Artificial intelligence (AI) means using machine learning, natural language processing, and automation. AI legal tools analyze data to provide insights, predict case outcomes, and streamline workflows. Legal research, contract analysis, and automation are some other areas of the law industry in which AI is used. Currently, platforms like Westlaw Edge, Kira Systems, and Premonition AI are used in the law industry for legal research, contract analysis/risk detection, and case outcome prediction, respectively.
In 2020, the AI in law market had a value of around $714.4 million, and its current market is estimated to be around $1.5 billion, with an annual growth rate (CAGR) of 37.9% from 2021 to 2027. The three main key drivers of this growth are:
Increased demand for automation in legal processes
Rising legal expenses driving cost-efficient AI adoption
Improved contract management efficiency through AI-powered tools
The four main areas in which AI is used are:
Legal Research & Document Review
AI speeds up research. Without AI, lawyers need to read and analyze large volumes of legal documents, which can be a time-consuming task.
Contract Analysis
AI effectively scans contracts for risks, compliance, and inconsistencies. Previously, legal professionals manually sifted through databases and case laws to find relevant information, which was a time-consuming and error-prone process. However, commercial products like Kira Systems and LawGeex now use machine learning to automate contract review, improving accuracy and efficiency.
Case Outcome Prediction & Legal Strategy
AI identifies potential risks and provides data-driven insights to support legal decision-making. Commercial products like Blue J Legal and Premonition leverage AI to improve case predictions.
Dispute Resolution
Some jurisdictions are experimenting with AI-driven mediation to efficiently handle minor legal conflicts. AI-assisted sentencing recommendations are already used in countries like the United States and China. AI-powered legal chatbots, such as DoNotPay, are also used for the same purpose.
As artificial intelligence continues to integrate into the legal industry, its applications extend beyond basic automation. AI is now being used in predictive analytics, dispute resolution, and even courtroom decision-making. However, as its role grows, so do concerns about ethics, transparency, and regulation.

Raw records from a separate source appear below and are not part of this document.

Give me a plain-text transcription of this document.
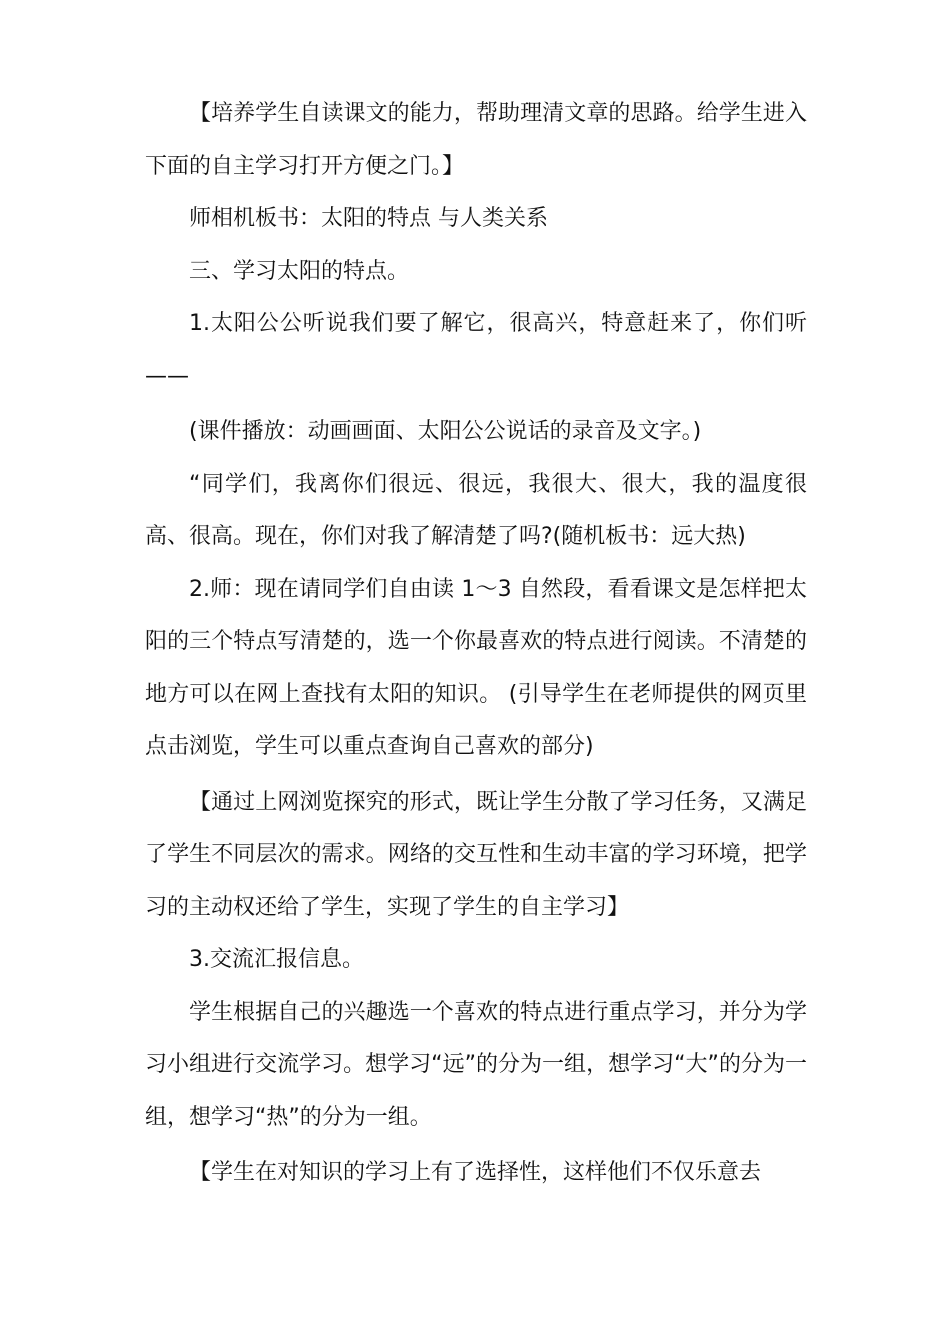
【培养学生自读课文的能力，帮助理清文章的思路。给学生进入下面的自主学习打开方便之门。】

师相机板书：太阳的特点 与人类关系

三、学习太阳的特点。

1.太阳公公听说我们要了解它，很高兴，特意赶来了，你们听——

(课件播放：动画画面、太阳公公说话的录音及文字。)

“同学们，我离你们很远、很远，我很大、很大，我的温度很高、很高。现在，你们对我了解清楚了吗?(随机板书：远大热)

2.师：现在请同学们自由读 1～3 自然段，看看课文是怎样把太阳的三个特点写清楚的，选一个你最喜欢的特点进行阅读。不清楚的地方可以在网上查找有太阳的知识。 (引导学生在老师提供的网页里点击浏览，学生可以重点查询自己喜欢的部分)

【通过上网浏览探究的形式，既让学生分散了学习任务，又满足了学生不同层次的需求。网络的交互性和生动丰富的学习环境，把学习的主动权还给了学生，实现了学生的自主学习】

3.交流汇报信息。

学生根据自己的兴趣选一个喜欢的特点进行重点学习，并分为学习小组进行交流学习。想学习“远”的分为一组，想学习“大”的分为一组，想学习“热”的分为一组。

【学生在对知识的学习上有了选择性，这样他们不仅乐意去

One of the biggest debates in AI-driven legal systems is whether AI should be trusted with critical legal decisions. Governments and legal professionals are grappling with the question of how much responsibility AI should have in courts. AI-powered systems already assist with sentencing recommendations, dispute mediation, and legal chatbots like DoNotPay, but their accuracy and fairness remain a concern.
A compelling example is from the TED Talk video discussing an automated system that can determine the likelihood of an inmate committing another crime after they are released from prison. This can help when determining bail eligibility or sentencing length. While this goes beyond a human’s ability to process and predict information, it lacks human judgment. If a judge rules one verdict and AI rules another, what is the correct answer?

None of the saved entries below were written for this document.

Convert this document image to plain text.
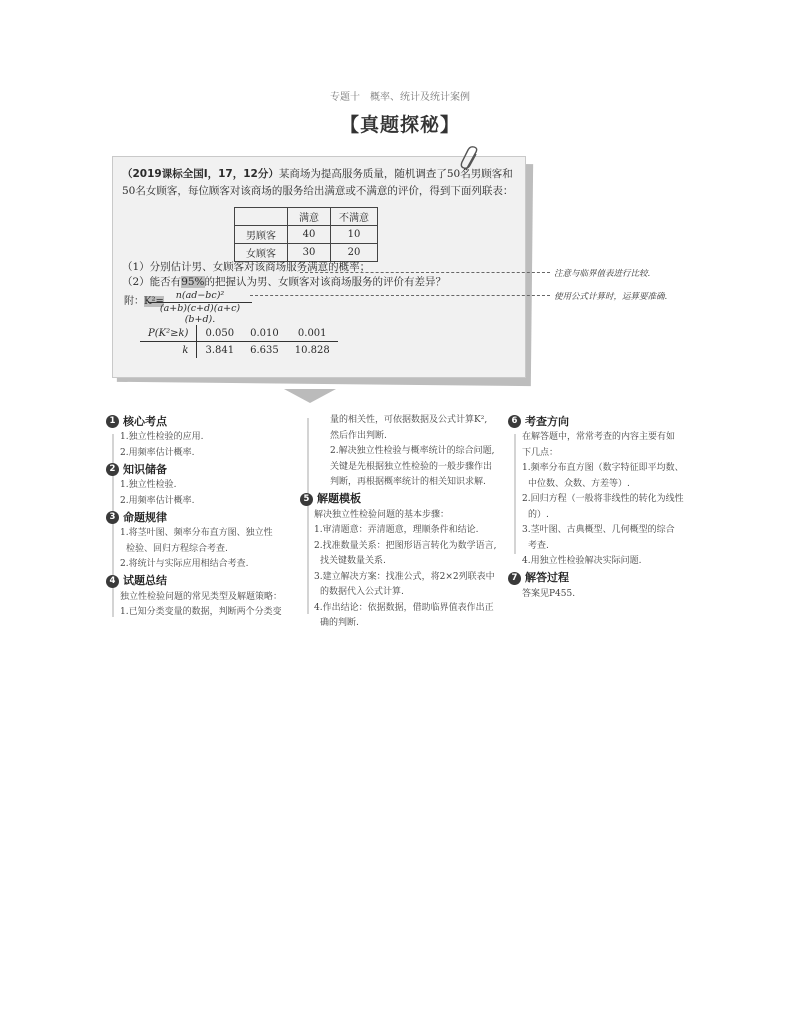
专题十　概率、统计及统计案例
【真题探秘】
（2019课标全国Ⅰ，17，12分）某商场为提高服务质量，随机调查了50名男顾客和
50名女顾客，每位顾客对该商场的服务给出满意或不满意的评价，得到下面列联表：
	满意	不满意
男顾客	40	10
女顾客	30	20
（1）分别估计男、女顾客对该商场服务满意的概率；
（2）能否有95%的把握认为男、女顾客对该商场服务的评价有差异？
附：K²=
$\frac{\text{n(ad−bc)²}}{(a+b)(c+d)(a+c)(b+d).}$
P(K²≥k)	0.050	0.010	0.001
k	3.841	6.635	10.828
注意与临界值表进行比较.
使用公式计算时，运算要准确.
1 核心考点
1.独立性检验的应用.
2.用频率估计概率.
2 知识储备
1.独立性检验.
2.用频率估计概率.
3 命题规律
1.将茎叶图、频率分布直方图、独立性
检验、回归方程综合考查.
2.将统计与实际应用相结合考查.
4 试题总结
独立性检验问题的常见类型及解题策略：
1.已知分类变量的数据，判断两个分类变
量的相关性，可依据数据及公式计算K²,
然后作出判断.
2.解决独立性检验与概率统计的综合问题,
关键是先根据独立性检验的一般步骤作出
判断，再根据概率统计的相关知识求解.
5 解题模板
解决独立性检验问题的基本步骤：
1.审清题意：弄清题意，理顺条件和结论.
2.找准数量关系：把图形语言转化为数学语言,
找关键数量关系.
3.建立解决方案：找准公式，将2×2列联表中
的数据代入公式计算.
4.作出结论：依据数据，借助临界值表作出正
确的判断.
6 考查方向
在解答题中，常常考查的内容主要有如
下几点：
1.频率分布直方图（数字特征即平均数、
中位数、众数、方差等）.
2.回归方程（一般将非线性的转化为线性
的）.
3.茎叶图、古典概型、几何概型的综合
考查.
4.用独立性检验解决实际问题.
7 解答过程
答案见P455.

AI's influence in the legal field brings a range of ethical challenges that must be addressed. Some of the key concerns include:
Exclusion & Discrimination: AI algorithms may unintentionally exclude certain groups from accessing fair legal representation, employment, or financial services.
Privacy Violations: AI systems collect massive amounts of personal data, raising concerns over surveillance and data security breaches.
Bias in Data & Algorithms: AI models learn from historical legal cases, which may contain systemic biases that AI perpetuates.
Lack of Transparency: Many AI-driven legal decisions operate as a “black box,” meaning there is no clear explanation of how outcomes are determined.
Job Displacement: AI automates routine legal work, raising fears about lawyer and paralegal job losses.
To address these concerns, governments worldwide are beginning to implement AI regulations within the legal field. The goal of this is to balance this rapid innovation with society’s ethical responsibility.
For example:
Legal Frameworks: Governments must create clear guidelines on how AI is used in legal decision-making.
Fairness & Equity: AI-driven decisions should be transparent and free from discrimination.
Privacy & Security: Governments must enforce strict data protection laws to safeguard legal documents and client information.
Human Rights Protections: AI should complement the rule of law, not undermine it.
An example of proactive AI regulation comes from India, where the government has implemented policies to ensure that AI is used fairly and equitably in legal processes while prioritizing privacy protections and human rights.
Legal scholars are also weighing in on AI’s evolving role. In Artificial Intelligence and Law: An Overview, Harry Surden argues that while AI enhances efficiency in legal research, contract review, and case predictions, it should not replace human lawyers. He highlights the risks of AI bias, lack of transparency, and ethical accountability, emphasizing that AI in law requires human oversight to ensure fairness and legal integrity.
The legal industry is at a crossroads. While AI offers unparalleled efficiency, it also presents ethical dilemmas and regulatory challenges. Moving forward, legal professionals must find ways to integrate AI responsibly, ensuring that technology serves justice rather than further complicating it.
The key question remains: How much trust should we place in AI when it comes to critical legal decisions?